MSCI Soroti Transparansi Kepemilikan Saham di Pasar Modal Indonesia
Indeks Harga Saham Gabungan (IHSG) mengalami penurunan tajam setelah pengumuman kebijakan terbaru dari Morgan Stanley Capital International (MSCI), yang menunjukkan adanya persoalan struktural dalam kepemilikan saham di pasar modal Indonesia. Penurunan ini tidak hanya dianggap sebagai fluktuasi pasar biasa, tetapi mencerminkan kekhawatiran mendalam terkait kualitas pasar modal di Indonesia.
Sejak Oktober 2025, MSCI berencana untuk menggunakan Monthly Holding Composition Report yang dirilis oleh Kustodian Sentral Efek Indonesia (KSEI) sebagai referensi tambahan dalam menghitung free float saham emiten. Hal ini menjadi sorotan utama terkait transparansi kepemilikan saham.
Direktur Eksekutif CSA Institute, David Sutyanto, menyatakan bahwa koreksi signifikan IHSG mencerminkan masalah mendasar dalam struktur pemegang saham.
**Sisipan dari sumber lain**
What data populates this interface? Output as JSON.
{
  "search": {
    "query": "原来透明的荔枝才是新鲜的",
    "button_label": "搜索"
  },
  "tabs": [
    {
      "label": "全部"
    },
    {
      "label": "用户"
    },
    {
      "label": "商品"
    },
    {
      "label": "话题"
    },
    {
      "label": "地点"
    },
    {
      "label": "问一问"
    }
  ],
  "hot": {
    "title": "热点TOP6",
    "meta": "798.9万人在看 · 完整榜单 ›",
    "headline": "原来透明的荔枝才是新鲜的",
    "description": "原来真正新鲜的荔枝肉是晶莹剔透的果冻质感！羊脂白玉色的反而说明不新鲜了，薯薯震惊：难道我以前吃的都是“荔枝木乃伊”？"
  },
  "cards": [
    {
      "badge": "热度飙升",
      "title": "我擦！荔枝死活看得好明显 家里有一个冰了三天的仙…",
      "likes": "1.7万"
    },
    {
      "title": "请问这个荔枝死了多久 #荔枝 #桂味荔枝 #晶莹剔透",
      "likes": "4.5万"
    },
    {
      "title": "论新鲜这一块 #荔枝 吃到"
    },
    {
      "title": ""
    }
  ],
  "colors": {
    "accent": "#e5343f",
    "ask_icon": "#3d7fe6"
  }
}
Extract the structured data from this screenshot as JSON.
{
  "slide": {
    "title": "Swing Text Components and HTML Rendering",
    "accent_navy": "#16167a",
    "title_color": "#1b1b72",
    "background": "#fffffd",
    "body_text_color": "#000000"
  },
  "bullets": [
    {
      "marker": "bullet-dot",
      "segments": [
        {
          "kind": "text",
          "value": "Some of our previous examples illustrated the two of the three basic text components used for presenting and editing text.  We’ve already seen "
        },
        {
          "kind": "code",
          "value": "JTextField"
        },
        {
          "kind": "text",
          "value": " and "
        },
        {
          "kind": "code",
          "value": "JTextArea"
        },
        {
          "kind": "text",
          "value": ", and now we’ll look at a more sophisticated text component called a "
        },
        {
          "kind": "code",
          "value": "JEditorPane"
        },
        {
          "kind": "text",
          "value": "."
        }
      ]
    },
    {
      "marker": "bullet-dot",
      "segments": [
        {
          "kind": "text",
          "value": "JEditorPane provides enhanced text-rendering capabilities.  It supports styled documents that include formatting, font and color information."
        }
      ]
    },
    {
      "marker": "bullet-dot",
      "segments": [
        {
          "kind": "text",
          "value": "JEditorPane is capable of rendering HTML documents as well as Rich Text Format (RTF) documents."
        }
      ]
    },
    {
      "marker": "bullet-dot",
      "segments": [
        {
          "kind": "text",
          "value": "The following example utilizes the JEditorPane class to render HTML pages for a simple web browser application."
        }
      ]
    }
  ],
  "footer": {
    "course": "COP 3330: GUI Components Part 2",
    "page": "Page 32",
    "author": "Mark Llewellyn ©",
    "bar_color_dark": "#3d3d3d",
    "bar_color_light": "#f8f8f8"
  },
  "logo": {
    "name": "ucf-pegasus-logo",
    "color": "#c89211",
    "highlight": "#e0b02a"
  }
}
Ia menjelaskan bahwa investor membutuhkan kejelasan mengenai siapa pemegang saham yang sebenarnya, tingkat konsentrasi kepemilikan, serta kualitas tata kelola yang ada.
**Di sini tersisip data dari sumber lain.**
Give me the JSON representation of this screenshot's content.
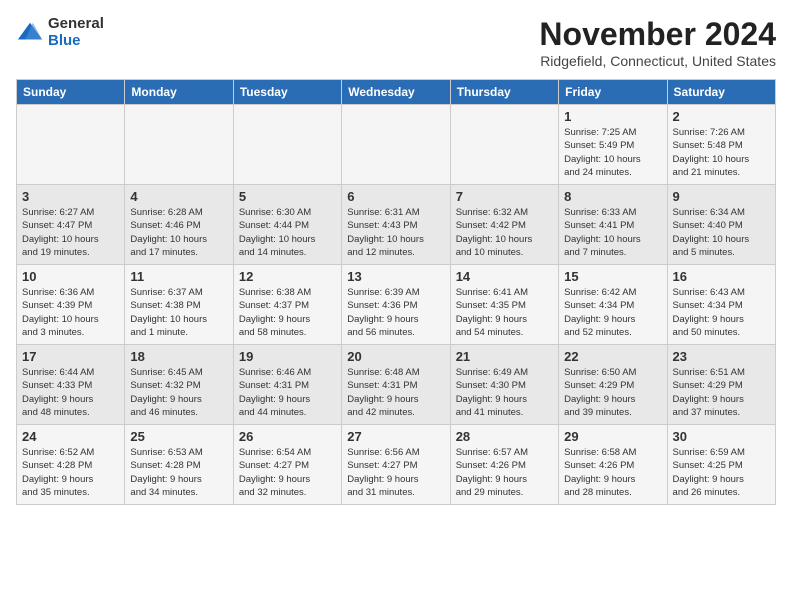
{
  "header": {
    "logo_general": "General",
    "logo_blue": "Blue",
    "month_title": "November 2024",
    "location": "Ridgefield, Connecticut, United States"
  },
  "days_of_week": [
    "Sunday",
    "Monday",
    "Tuesday",
    "Wednesday",
    "Thursday",
    "Friday",
    "Saturday"
  ],
  "weeks": [
    [
      {
        "day": "",
        "content": ""
      },
      {
        "day": "",
        "content": ""
      },
      {
        "day": "",
        "content": ""
      },
      {
        "day": "",
        "content": ""
      },
      {
        "day": "",
        "content": ""
      },
      {
        "day": "1",
        "content": "Sunrise: 7:25 AM\nSunset: 5:49 PM\nDaylight: 10 hours\nand 24 minutes."
      },
      {
        "day": "2",
        "content": "Sunrise: 7:26 AM\nSunset: 5:48 PM\nDaylight: 10 hours\nand 21 minutes."
      }
    ],
    [
      {
        "day": "3",
        "content": "Sunrise: 6:27 AM\nSunset: 4:47 PM\nDaylight: 10 hours\nand 19 minutes."
      },
      {
        "day": "4",
        "content": "Sunrise: 6:28 AM\nSunset: 4:46 PM\nDaylight: 10 hours\nand 17 minutes."
      },
      {
        "day": "5",
        "content": "Sunrise: 6:30 AM\nSunset: 4:44 PM\nDaylight: 10 hours\nand 14 minutes."
      },
      {
        "day": "6",
        "content": "Sunrise: 6:31 AM\nSunset: 4:43 PM\nDaylight: 10 hours\nand 12 minutes."
      },
      {
        "day": "7",
        "content": "Sunrise: 6:32 AM\nSunset: 4:42 PM\nDaylight: 10 hours\nand 10 minutes."
      },
      {
        "day": "8",
        "content": "Sunrise: 6:33 AM\nSunset: 4:41 PM\nDaylight: 10 hours\nand 7 minutes."
      },
      {
        "day": "9",
        "content": "Sunrise: 6:34 AM\nSunset: 4:40 PM\nDaylight: 10 hours\nand 5 minutes."
      }
    ],
    [
      {
        "day": "10",
        "content": "Sunrise: 6:36 AM\nSunset: 4:39 PM\nDaylight: 10 hours\nand 3 minutes."
      },
      {
        "day": "11",
        "content": "Sunrise: 6:37 AM\nSunset: 4:38 PM\nDaylight: 10 hours\nand 1 minute."
      },
      {
        "day": "12",
        "content": "Sunrise: 6:38 AM\nSunset: 4:37 PM\nDaylight: 9 hours\nand 58 minutes."
      },
      {
        "day": "13",
        "content": "Sunrise: 6:39 AM\nSunset: 4:36 PM\nDaylight: 9 hours\nand 56 minutes."
      },
      {
        "day": "14",
        "content": "Sunrise: 6:41 AM\nSunset: 4:35 PM\nDaylight: 9 hours\nand 54 minutes."
      },
      {
        "day": "15",
        "content": "Sunrise: 6:42 AM\nSunset: 4:34 PM\nDaylight: 9 hours\nand 52 minutes."
      },
      {
        "day": "16",
        "content": "Sunrise: 6:43 AM\nSunset: 4:34 PM\nDaylight: 9 hours\nand 50 minutes."
      }
    ],
    [
      {
        "day": "17",
        "content": "Sunrise: 6:44 AM\nSunset: 4:33 PM\nDaylight: 9 hours\nand 48 minutes."
      },
      {
        "day": "18",
        "content": "Sunrise: 6:45 AM\nSunset: 4:32 PM\nDaylight: 9 hours\nand 46 minutes."
      },
      {
        "day": "19",
        "content": "Sunrise: 6:46 AM\nSunset: 4:31 PM\nDaylight: 9 hours\nand 44 minutes."
      },
      {
        "day": "20",
        "content": "Sunrise: 6:48 AM\nSunset: 4:31 PM\nDaylight: 9 hours\nand 42 minutes."
      },
      {
        "day": "21",
        "content": "Sunrise: 6:49 AM\nSunset: 4:30 PM\nDaylight: 9 hours\nand 41 minutes."
      },
      {
        "day": "22",
        "content": "Sunrise: 6:50 AM\nSunset: 4:29 PM\nDaylight: 9 hours\nand 39 minutes."
      },
      {
        "day": "23",
        "content": "Sunrise: 6:51 AM\nSunset: 4:29 PM\nDaylight: 9 hours\nand 37 minutes."
      }
    ],
    [
      {
        "day": "24",
        "content": "Sunrise: 6:52 AM\nSunset: 4:28 PM\nDaylight: 9 hours\nand 35 minutes."
      },
      {
        "day": "25",
        "content": "Sunrise: 6:53 AM\nSunset: 4:28 PM\nDaylight: 9 hours\nand 34 minutes."
      },
      {
        "day": "26",
        "content": "Sunrise: 6:54 AM\nSunset: 4:27 PM\nDaylight: 9 hours\nand 32 minutes."
      },
      {
        "day": "27",
        "content": "Sunrise: 6:56 AM\nSunset: 4:27 PM\nDaylight: 9 hours\nand 31 minutes."
      },
      {
        "day": "28",
        "content": "Sunrise: 6:57 AM\nSunset: 4:26 PM\nDaylight: 9 hours\nand 29 minutes."
      },
      {
        "day": "29",
        "content": "Sunrise: 6:58 AM\nSunset: 4:26 PM\nDaylight: 9 hours\nand 28 minutes."
      },
      {
        "day": "30",
        "content": "Sunrise: 6:59 AM\nSunset: 4:25 PM\nDaylight: 9 hours\nand 26 minutes."
      }
    ]
  ]
}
David menegaskan, penggunaan istilah shareholders opacity oleh MSCI merupakan sinyal kuat mengenai kurangnya keterbukaan dalam struktur kepemilikan saham di Indonesia. Meskipun fundamental emiten Indonesia relatif solid, peningkatan persepsi risiko tetap dapat terjadi.
Kebijakan MSCI yang diumumkan pada 27 Januari 2026 mencakup pembekuan beberapa perubahan dalam proses index review, termasuk pembekuan kenaikan bobot atau Foreign Inclusion Factor (FIF) serta Number of Shares (NOS), penambahan konstituen ke dalam MSCI Investable Market Indexes (IMI), dan perpindahan saham dari segmen small cap ke standard.
Dengan demikian, tantangan utama bagi pasar modal Indonesia adalah memastikan bahwa data kepemilikan saham dapat diakses secara komprehensif dan kredibel oleh investor global.